# 622 w/Onkyo 805 receiver remote codes



## deffers (Jan 11, 2006)

Does anyone know how often Dish updates their remote control codes for new products?

I have tried all codes listed for the Onkyo receiver and the auto scan feature with no luck. The remote is about a year and a half old. I am OK with the Harmony 880 but the wife is not. She prefers the Dish remote. Will a new Dish remote include updated codes?


----------



## steelhorse (Apr 27, 2004)

Don't know what dish remote you have, but the built in codes work with onkyo.


----------



## deffers (Jan 11, 2006)

I have the 5.3 Remote which orginally shipped with the 622 back in March/April of 2006. The Onkyo SR-805 receiver, I believe starting selling sometimes this year.

The only codes listed in the manual are:
Onkyo Amplifiers 642, 660, 662, 678 

I can't get any of those codes to work.
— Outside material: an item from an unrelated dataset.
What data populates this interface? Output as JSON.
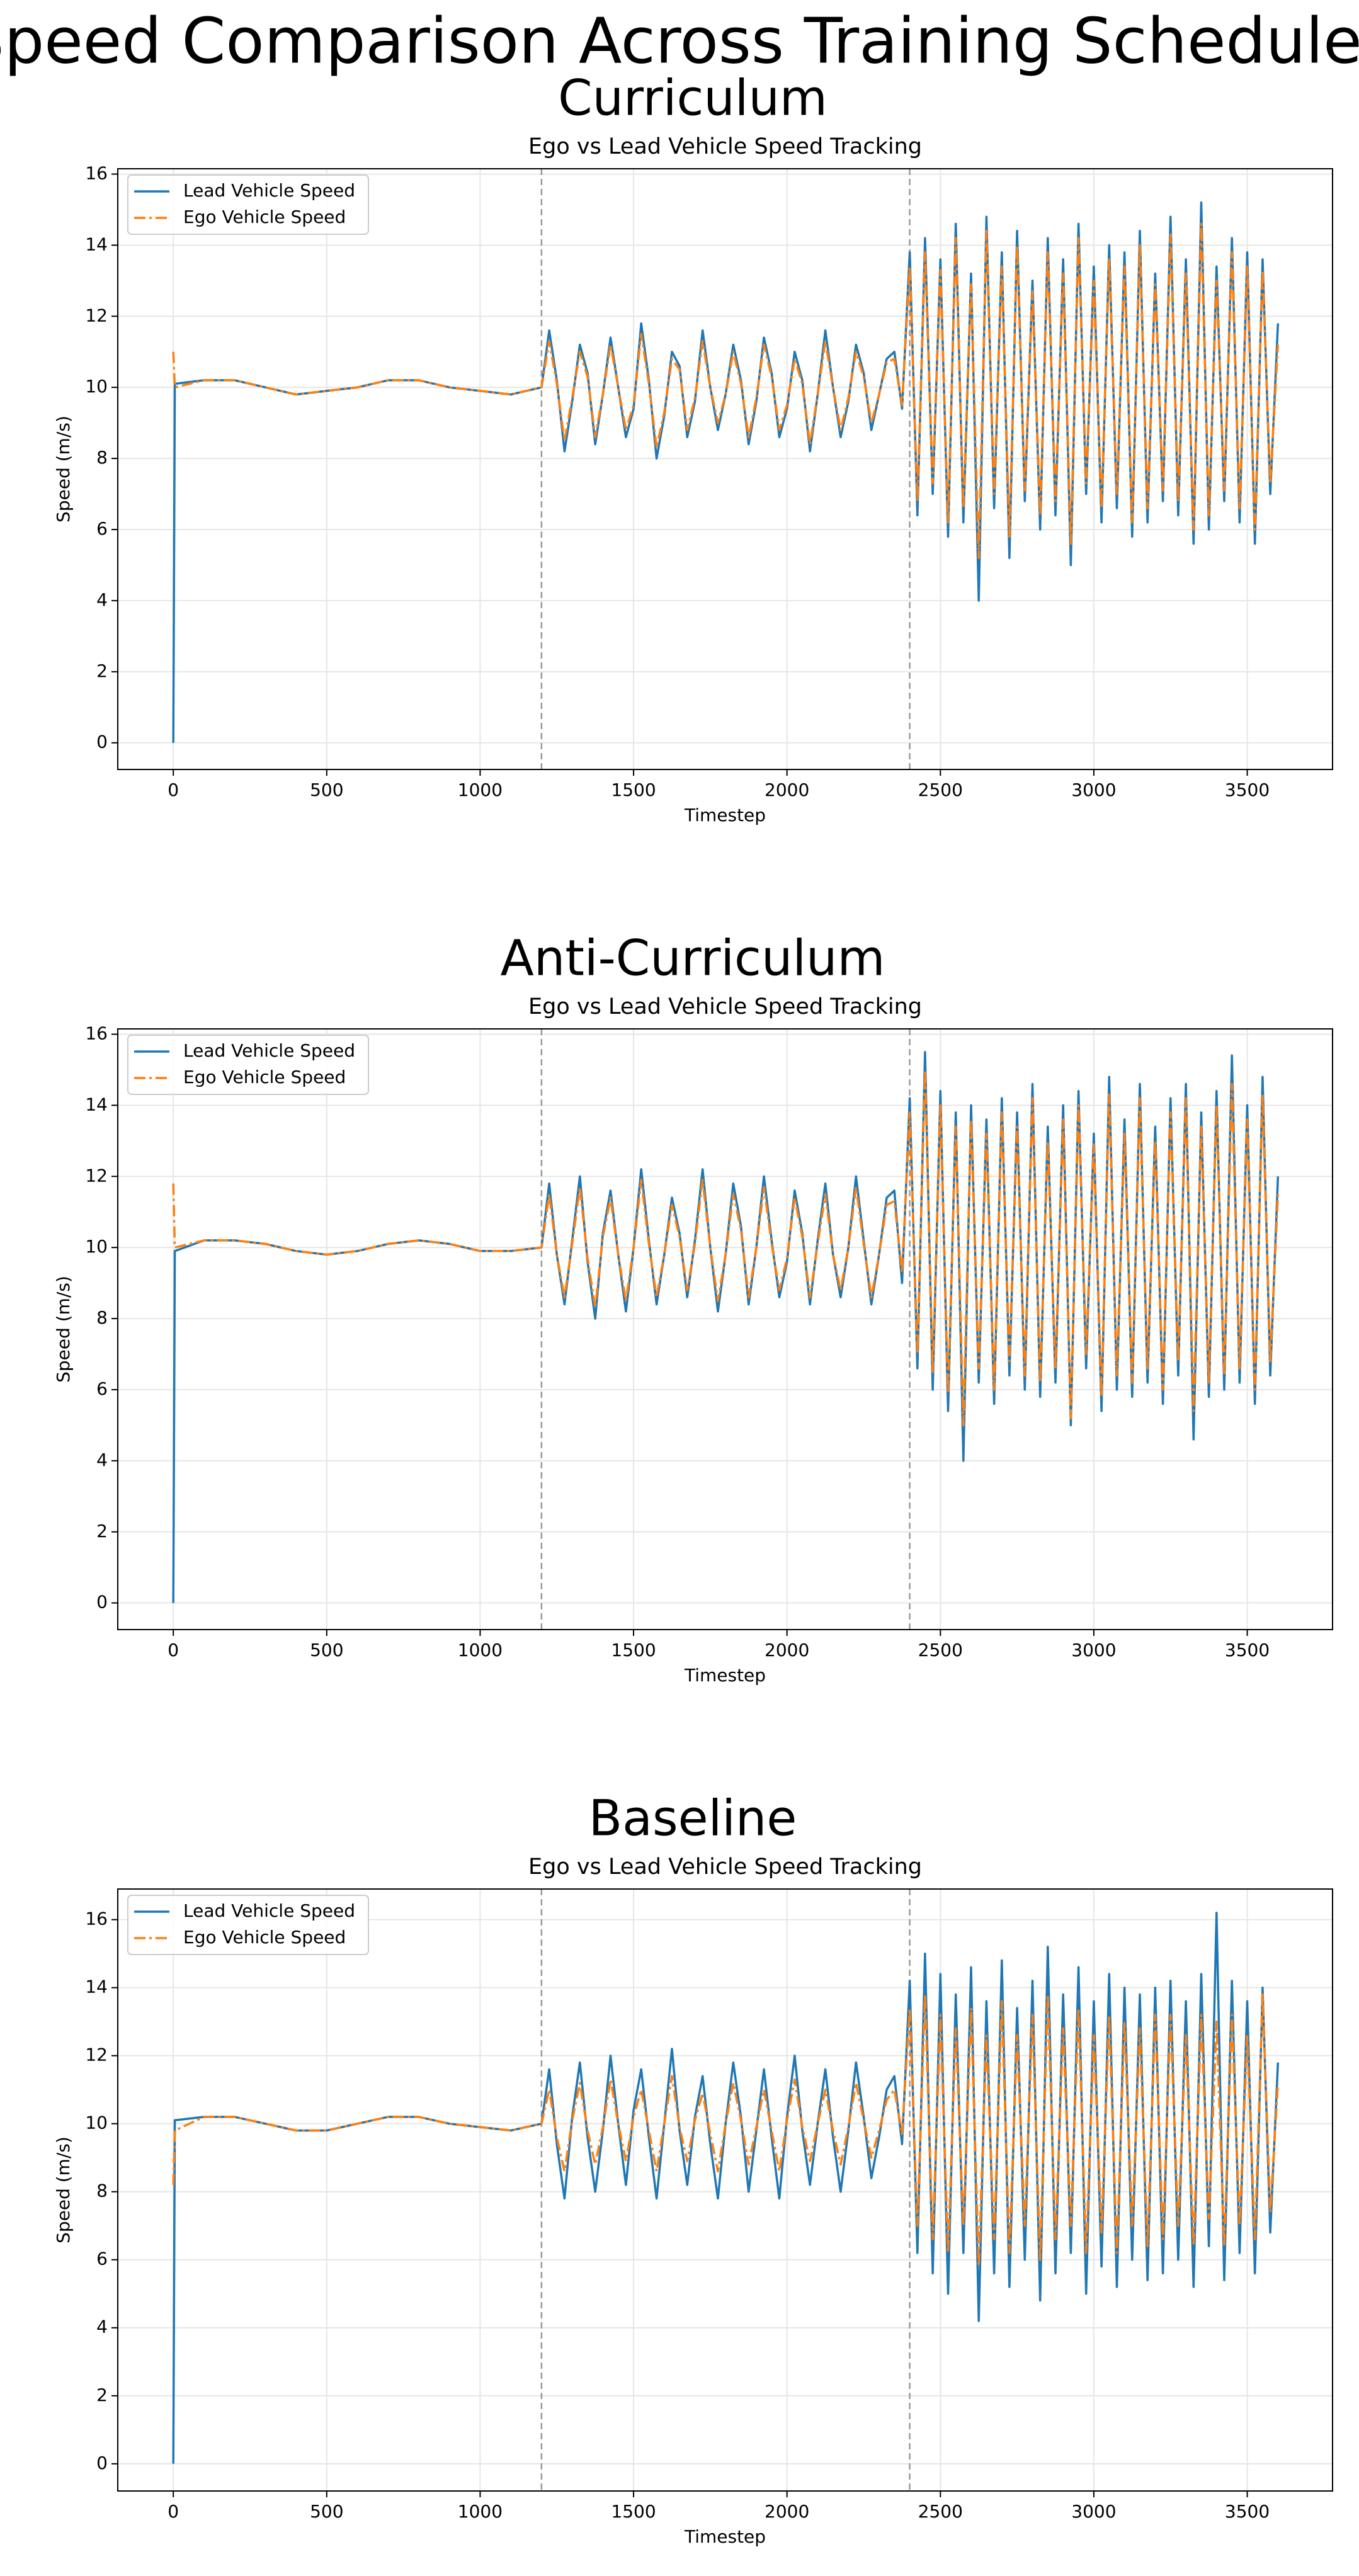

All I really need is power on/off and vol. up/dn to work.


----------



## mvideo (Jan 1, 2008)

I also have the 622 with the Onkyo 805 amp , and the 5.3 remote. Anyone know how to get the remote to work with this amp?


----------



## HobbyTalk (Jul 14, 2007)

One of the codes will control the volumn and turn it on.... but it will not turn it off.


----------



## deffers (Jan 11, 2006)

Thank you very much Hobby. Code 642 did the trick and also works the mute button.

Thanks again.


----------



## mvideo (Jan 1, 2008)

deffers said:


> Thank you very much Hobby. Code 642 did the trick and also works the mute button.
> 
> Thanks again.


How do I enter code 642?? thanks

Mitch


----------



## HobbyTalk (Jul 14, 2007)

Instructions are in the owners manual.. page 75.


----------



## mvideo (Jan 1, 2008)

HobbyTalk said:


> Instructions are in the owners manual.. page 75.


Thanks...


----------